Since the Allied military forces were reluctant to give up trucks and supplies while combat operations continued, it took much negotiating and bargaining to arrange for logistical support on recently abandoned battlefields. But the urgent swarming of refugees quickly overwhelmed roads and the remaining housing, so local military commanders worked out partnerships with UNRRA and the various volunteer groups under its auspices to separately house and feed non-combatant civilians from prisoners of war.

Both Allied army field commanders and representatives of relief agencies supervised by UNRRA clashed with UNRRA personnel over logistics, transportation, and control issues -- extreme scarcity and chaos were the norm in postwar Europe. In total, around four billion dollars worth of food, goods, and equipment were shipped by UNRRA to Europe and Asia. (UNRRA also had a presence in China.)

By 1945 UNRRA had ten thousand employees and was operating in over a dozen countries. UNRRA was composed predominately of volunteers, drawn from many countries and many former occupations. The organization as a whole performed miracles of logistics, ensuring that food, clothing, blankets, and medical supplies reached literally millions of people in need throughout the late 1940s.

In addition to its ten thousand direct-hire staff, UNRRA engaged the services of local contractors fluent in the local languages and skilled at navigating the local terrain and sociopolitical circumstances. Volunteers from UNRRA entered combat-damaged areas within days of the guns falling silent, and in a few cases came under fire from both sides while delivering supplies under white flags to civilians caught in the cross-fires of mopping up operations.

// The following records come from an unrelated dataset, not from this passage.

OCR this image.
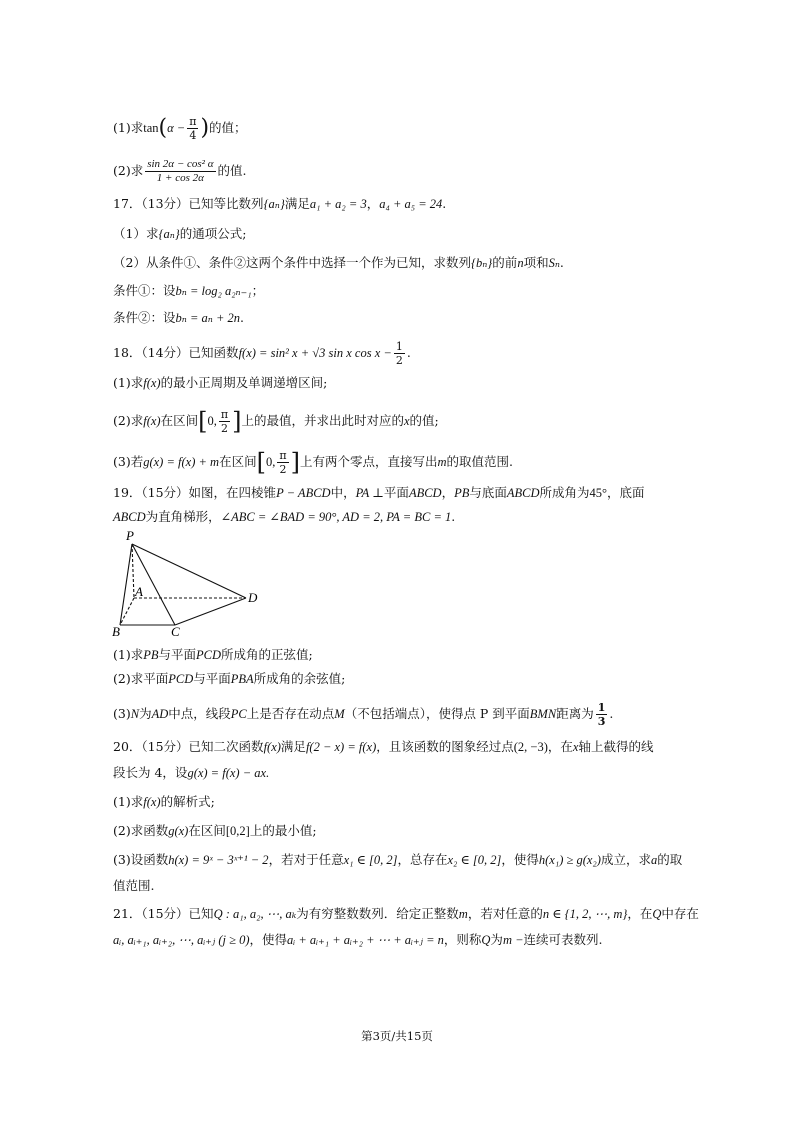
(1)求$\tan(\alpha - \frac{\pi}{4}$ )的值；
(2)求 $\frac{\text{sin 2α − cos² α}}{1 + \cos 2\alpha}$ 的值.
17．（13分）已知等比数列{aₙ}满足a₁ + a₂ = 3，a₄ + a₅ = 24.
（1）求{aₙ}的通项公式;
（2）从条件①、条件②这两个条件中选择一个作为已知，求数列{bₙ}的前n项和Sₙ.
条件①：设bₙ = log₂ a₂ₙ₋₁；
条件②：设bₙ = aₙ + 2n.
18．（14分）已知函数f(x) = sin² x + √3 sin x $\cos x - \frac{1}{2}$ .
(1)求f(x)的最小正周期及单调递增区间;
(2)求f(x)在区间[0, $\frac{\pi}{2}$ ]上的最值，并求出此时对应的x的值;
(3)若g(x) = f(x) + m在区间[0, $\frac{\pi}{2}$ ]上有两个零点，直接写出m的取值范围.
19．（15分）如图，在四棱锥P − ABCD中，PA ⊥平面ABCD，PB与底面ABCD所成角为45°，底面
ABCD为直角梯形，∠ABC = ∠BAD = 90°, AD = 2, PA = BC = 1.
P
A
B	C
D
(1)求PB与平面PCD所成角的正弦值;
(2)求平面PCD与平面PBA所成角的余弦值;
(3)N为AD中点，线段PC上是否存在动点M（不包括端点），使得点 P 到平面BMN距离为 $\frac{1}{3}$ .
20．（15分）已知二次函数f(x)满足f(2 − x) = f(x)，且该函数的图象经过点(2, −3)，在x轴上截得的线
段长为 4，设g(x) = f(x) − ax.
(1)求f(x)的解析式;
(2)求函数g(x)在区间[0,2]上的最小值;
(3)设函数h(x) = 9ˣ − 3ˣ⁺¹ − 2，若对于任意x₁ ∈ [0, 2]，总存在x₂ ∈ [0, 2]，使得h(x₁) ≥ g(x₂)成立，求a的取
值范围.
21．（15分）已知Q : a₁, a₂, ⋯, aₖ为有穷整数数列．给定正整数m，若对任意的n ∈ {1, 2, ⋯, m}，在Q中存在
aᵢ, aᵢ₊₁, aᵢ₊₂, ⋯, aᵢ₊ⱼ (j ≥ 0)，使得aᵢ + aᵢ₊₁ + aᵢ₊₂ + ⋯ + aᵢ₊ⱼ = n，则称Q为m −连续可表数列.
第3页/共15页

UNRRA's low-paid operatives provided millions of war-damaged civilians with life-support systems in the aftermath of carnage and horror. Finding experienced bureaucratic operators and field personnel was always a challenge. UNRRA also supervised (but did not pay) thousands of volunteers from multiple private relief organizations. The men and women who set up the UNRRA soup kitchens, drove the trucks, erected shelters, and distributed the blankets and medicine provided the necessary human services for mending a broken population.

In 1947 UNRRA was disbanded, and its responsibilities assigned to various other agencies. Its rapid response in shipping 25 million tons of goods to millions of people saved lives and relieved much hardship, at a time when the logistics infrastructure was badly broken. UNRRA archives are currently maintained by the United Nations in New York City.